Correlation Matrix

The Correlation Matrix tool explores the relationship between variables by measuring the correlation between values across variables. The tool visualises the correlation co-efficient of the variables through a matrix-like pictorial presentation. A correlation matrix is a matrix giving the correlation co-efficient between all pairs of data sets. A correlation matrix is a square symmetrical (MxM) matrix with the element equal to the correlation coefficient between the variables. The diagonal elements (correlations of variables with themselves) are always equal to one. Likewise, the Correlation tool measures the correlation coefficient in a textual matrix.


To illustrate the use of the Correlation Matrix tool, we will use a dataset with a number of variables in it that can be related to each other – Voting patterns across Adelaide, South Australia for the 2019 Federal Election. To do this:

  • Select the Greater Adelaide GCCSA as your area
  • Select AEC – Federal Election – First Party Preference by Polling Place (Point) 2019 as your dataset with the following variables:
    • Polling Place ID
    • Liberal Percent
    • United Australia Party Percent
    • Australian Labor Party Percent

Once you have added the dataset, and all of its attributes, you are ready to use the Correlation Matrix tool – follow on to learn about the input options.



Once you have set up your data, open the Correlation Matrix tool (Tools → Charts → Correlation Matrix). The input fields are as follows;

  • Dataset Input: The dataset containing the variables that you would like to run through the Correlation Matrix Tool. Select AEC – Federal Election – First Party Preference by Polling Place (Point) 2019.
  • Variables: Check the variables you would like to include in the analysis. Select the three political party variables.
  • Use Variable Titles: Display the variable titles on the chart instead of the (machine-readable) name.
  • Chart Title: Title of the chart to display.
  • Greyscale: Produce the chart in a greyscale colour scheme.

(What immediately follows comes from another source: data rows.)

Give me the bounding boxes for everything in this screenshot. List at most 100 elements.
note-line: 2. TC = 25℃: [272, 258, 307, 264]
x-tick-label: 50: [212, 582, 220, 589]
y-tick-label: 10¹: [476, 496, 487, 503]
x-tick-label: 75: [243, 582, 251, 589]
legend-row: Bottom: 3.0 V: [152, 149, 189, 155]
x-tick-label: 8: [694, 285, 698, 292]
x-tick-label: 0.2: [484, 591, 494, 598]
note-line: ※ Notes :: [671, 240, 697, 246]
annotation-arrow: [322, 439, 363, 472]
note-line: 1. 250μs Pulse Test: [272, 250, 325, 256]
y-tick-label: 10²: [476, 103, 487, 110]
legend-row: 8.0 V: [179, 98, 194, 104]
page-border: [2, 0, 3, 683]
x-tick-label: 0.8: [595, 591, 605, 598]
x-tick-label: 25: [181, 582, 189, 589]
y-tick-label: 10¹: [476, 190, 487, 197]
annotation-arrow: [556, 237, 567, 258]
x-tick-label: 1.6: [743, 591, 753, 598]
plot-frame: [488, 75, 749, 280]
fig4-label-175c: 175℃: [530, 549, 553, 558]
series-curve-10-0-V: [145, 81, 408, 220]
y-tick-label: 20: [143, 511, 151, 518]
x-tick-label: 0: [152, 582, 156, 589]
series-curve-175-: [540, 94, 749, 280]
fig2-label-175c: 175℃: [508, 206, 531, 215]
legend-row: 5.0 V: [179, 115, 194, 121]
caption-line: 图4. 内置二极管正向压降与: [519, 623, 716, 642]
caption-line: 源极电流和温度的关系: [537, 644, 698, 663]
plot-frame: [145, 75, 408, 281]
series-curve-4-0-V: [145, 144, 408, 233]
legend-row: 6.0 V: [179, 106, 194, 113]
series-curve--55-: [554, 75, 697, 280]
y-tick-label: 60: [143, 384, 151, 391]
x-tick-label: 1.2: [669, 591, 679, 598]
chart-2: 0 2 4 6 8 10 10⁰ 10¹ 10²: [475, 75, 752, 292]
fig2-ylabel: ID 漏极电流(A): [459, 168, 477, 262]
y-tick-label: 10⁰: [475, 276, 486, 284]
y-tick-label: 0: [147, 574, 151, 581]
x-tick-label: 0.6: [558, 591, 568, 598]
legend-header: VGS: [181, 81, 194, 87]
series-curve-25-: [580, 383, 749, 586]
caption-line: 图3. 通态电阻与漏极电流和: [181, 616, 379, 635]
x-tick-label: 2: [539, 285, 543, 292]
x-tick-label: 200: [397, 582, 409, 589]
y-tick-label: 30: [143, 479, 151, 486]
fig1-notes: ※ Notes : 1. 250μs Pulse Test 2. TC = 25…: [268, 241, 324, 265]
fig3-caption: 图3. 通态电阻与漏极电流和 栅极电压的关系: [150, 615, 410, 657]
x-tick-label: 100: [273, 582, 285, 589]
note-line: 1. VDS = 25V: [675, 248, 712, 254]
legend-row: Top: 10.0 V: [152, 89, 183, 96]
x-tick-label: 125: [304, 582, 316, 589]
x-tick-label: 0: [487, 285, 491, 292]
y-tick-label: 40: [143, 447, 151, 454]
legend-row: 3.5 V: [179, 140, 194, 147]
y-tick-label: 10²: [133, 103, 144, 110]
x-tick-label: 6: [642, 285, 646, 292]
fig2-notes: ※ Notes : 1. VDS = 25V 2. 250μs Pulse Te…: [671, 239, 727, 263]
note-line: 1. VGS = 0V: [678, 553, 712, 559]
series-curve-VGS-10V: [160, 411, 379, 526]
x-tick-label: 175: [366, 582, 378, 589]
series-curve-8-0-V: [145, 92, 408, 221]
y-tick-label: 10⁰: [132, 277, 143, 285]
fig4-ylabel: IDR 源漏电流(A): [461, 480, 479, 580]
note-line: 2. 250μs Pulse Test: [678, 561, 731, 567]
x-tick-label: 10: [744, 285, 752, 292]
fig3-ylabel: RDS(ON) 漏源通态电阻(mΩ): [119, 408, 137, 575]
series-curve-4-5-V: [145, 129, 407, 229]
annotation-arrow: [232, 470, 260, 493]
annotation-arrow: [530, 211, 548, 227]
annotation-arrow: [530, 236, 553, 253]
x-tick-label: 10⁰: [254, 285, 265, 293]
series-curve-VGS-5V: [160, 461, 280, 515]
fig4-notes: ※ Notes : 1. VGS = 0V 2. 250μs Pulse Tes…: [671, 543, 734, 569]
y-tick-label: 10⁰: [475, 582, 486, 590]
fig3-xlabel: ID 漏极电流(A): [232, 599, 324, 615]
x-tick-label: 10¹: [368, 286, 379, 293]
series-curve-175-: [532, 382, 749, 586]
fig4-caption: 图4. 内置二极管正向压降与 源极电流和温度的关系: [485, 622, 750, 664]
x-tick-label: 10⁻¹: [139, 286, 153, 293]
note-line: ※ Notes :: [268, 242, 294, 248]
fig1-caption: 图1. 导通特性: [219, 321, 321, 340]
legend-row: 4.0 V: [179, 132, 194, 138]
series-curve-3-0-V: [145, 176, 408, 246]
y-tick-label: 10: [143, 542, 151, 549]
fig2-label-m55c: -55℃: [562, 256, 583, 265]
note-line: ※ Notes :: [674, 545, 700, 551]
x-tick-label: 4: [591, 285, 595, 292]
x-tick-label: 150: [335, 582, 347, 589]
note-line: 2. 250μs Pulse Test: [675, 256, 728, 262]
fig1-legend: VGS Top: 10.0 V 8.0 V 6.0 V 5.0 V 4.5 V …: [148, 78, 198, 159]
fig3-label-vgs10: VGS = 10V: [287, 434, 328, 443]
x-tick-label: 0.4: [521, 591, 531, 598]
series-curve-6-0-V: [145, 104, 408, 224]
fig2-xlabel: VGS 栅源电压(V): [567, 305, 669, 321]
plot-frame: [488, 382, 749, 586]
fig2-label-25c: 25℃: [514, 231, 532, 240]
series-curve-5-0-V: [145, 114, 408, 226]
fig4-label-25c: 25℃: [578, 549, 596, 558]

The input parameters are summarised in the image below, once complete click Run Tool.


Once the tool has run, click the Display button on the pop-up dialogue box that appears. This will open a window with the outputs of your Correlation Matrix result, which should look like the image below.

On the bottom left of the matrix are the correlation coefficients (r) for each pair-wise correlation. On the top right of the matrix are pictorial representations of each of the correlation values. Ellipses that are yellow represent positive correlation statistics; green ellipses represent negative correlation statistics. Narrow ellipses represent correlation statistics that are stronger (closer to -1 or 1), while wider ellipses represent correlation statistics that are weaker (closer to 0).

We can see that the strongest relationship is a negative one between the percentage of people who voted for the ALP and for people who voted for the Liberal party. The next is a positive correlation between the ALP and United Australian Party, and finally a neutral relationship between the voters of the Liberal Party and United Australia Party.